L’amministrazione comunale di Terni ha scelto di legare tre luoghi significativi della città a figure e realtà di valore. Su proposta dell’assessore Marco Iapadre, presidente dell’organo di supporto per la toponomastica, la giunta Bandecchi ha approvato l’avvio degli iter di intitolazione, che riguarderanno una sala storica e due rotatorie cittadine.
La sala degli Stemmi di palazzo Carrara sarà dedicata a Walter Mazzilli (1948-2015), studioso, intellettuale e politico ternano che ha lasciato un segno profondo nella vita culturale della città. Originario di Piediluco e laureato in storia e filosofia con una tesi sul suo borgo natale, Mazzilli ha unito la ricerca storica e l’antropologia culturale all’impegno politico e amministrativo, ricoprendo incarichi sia in Comune che in Provincia.

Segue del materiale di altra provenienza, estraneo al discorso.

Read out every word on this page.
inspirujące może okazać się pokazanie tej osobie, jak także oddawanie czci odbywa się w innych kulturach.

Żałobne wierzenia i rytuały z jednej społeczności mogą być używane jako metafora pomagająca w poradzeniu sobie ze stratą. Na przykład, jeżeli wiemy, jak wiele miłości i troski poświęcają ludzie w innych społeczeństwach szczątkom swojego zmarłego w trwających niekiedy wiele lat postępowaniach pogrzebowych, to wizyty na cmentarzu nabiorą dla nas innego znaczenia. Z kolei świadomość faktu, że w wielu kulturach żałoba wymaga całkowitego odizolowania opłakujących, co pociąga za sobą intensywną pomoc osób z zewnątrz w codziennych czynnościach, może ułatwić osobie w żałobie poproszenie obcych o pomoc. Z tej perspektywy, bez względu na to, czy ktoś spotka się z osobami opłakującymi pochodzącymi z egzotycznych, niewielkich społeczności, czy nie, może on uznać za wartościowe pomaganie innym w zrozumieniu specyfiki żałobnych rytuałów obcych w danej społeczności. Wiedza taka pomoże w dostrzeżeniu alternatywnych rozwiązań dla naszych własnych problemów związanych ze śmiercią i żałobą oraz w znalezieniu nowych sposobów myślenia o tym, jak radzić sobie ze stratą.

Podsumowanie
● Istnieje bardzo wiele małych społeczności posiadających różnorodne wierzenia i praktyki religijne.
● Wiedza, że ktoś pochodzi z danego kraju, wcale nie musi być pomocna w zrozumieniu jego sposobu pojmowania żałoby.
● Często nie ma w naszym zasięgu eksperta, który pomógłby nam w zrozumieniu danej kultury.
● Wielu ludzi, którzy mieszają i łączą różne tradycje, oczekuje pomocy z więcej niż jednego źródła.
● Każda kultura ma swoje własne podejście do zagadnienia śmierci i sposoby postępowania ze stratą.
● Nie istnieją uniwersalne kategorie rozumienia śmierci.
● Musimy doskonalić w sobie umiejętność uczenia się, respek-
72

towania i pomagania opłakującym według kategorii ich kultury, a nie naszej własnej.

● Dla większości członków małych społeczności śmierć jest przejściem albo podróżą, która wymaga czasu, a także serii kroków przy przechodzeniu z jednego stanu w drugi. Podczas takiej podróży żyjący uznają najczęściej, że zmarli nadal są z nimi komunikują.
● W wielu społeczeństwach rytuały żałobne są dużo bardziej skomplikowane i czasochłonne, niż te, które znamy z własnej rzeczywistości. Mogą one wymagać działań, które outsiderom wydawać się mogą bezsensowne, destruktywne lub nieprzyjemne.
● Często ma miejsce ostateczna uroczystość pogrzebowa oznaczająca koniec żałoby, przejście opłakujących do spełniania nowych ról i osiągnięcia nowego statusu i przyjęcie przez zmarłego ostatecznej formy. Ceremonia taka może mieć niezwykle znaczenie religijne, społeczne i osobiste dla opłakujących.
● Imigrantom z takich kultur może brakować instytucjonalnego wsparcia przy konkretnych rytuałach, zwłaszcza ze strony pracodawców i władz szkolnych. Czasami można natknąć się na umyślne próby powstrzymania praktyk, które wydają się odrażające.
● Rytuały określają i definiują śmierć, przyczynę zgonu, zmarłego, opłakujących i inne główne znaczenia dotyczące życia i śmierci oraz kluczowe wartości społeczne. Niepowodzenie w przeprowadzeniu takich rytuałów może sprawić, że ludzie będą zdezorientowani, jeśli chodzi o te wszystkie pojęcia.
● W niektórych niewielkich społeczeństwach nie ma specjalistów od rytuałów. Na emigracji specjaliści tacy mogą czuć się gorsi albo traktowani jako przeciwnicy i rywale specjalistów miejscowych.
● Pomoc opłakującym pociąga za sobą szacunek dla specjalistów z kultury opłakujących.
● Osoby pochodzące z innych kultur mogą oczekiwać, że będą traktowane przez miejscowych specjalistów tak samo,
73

Da funzionario regionale per i beni culturali a promotore di attività culturali, sportive e sociali, ha sempre creduto nello sviluppo turistico e nella valorizzazione del territorio. A lui si devono la rinascita della Festa delle Acque e il rinnovamento del Cantamaggio, oltre a numerose pubblicazioni e a un costante impegno per restituire a Terni una dimensione culturale e artistica.
La giunta ha inoltre approvato l’intitolazione della rotatoria tra via Eclo Piermatti e via Walter Minestrini al corpo degli Alpini, accogliendo la proposta del Gruppo Alpini Umbria. La scelta assume un valore particolare perché cade in concomitanza con il 150° anniversario della fondazione delle Truppe alpine, istituite a Napoli il 15 ottobre 1872 dal generale bersagliere Giuseppe Perrucchetti. Infine, la nuova rotatoria di San Carlo porterà il nome delle Vittime del lavoro, su richiesta di numerose realtà associative e di una petizione popolare. Un’intitolazione che diventa un gesto di memoria e di rispetto verso chi ha perso la vita svolgendo il proprio mestiere, e un monito a mantenere alta l’attenzione sul tema della sicurezza.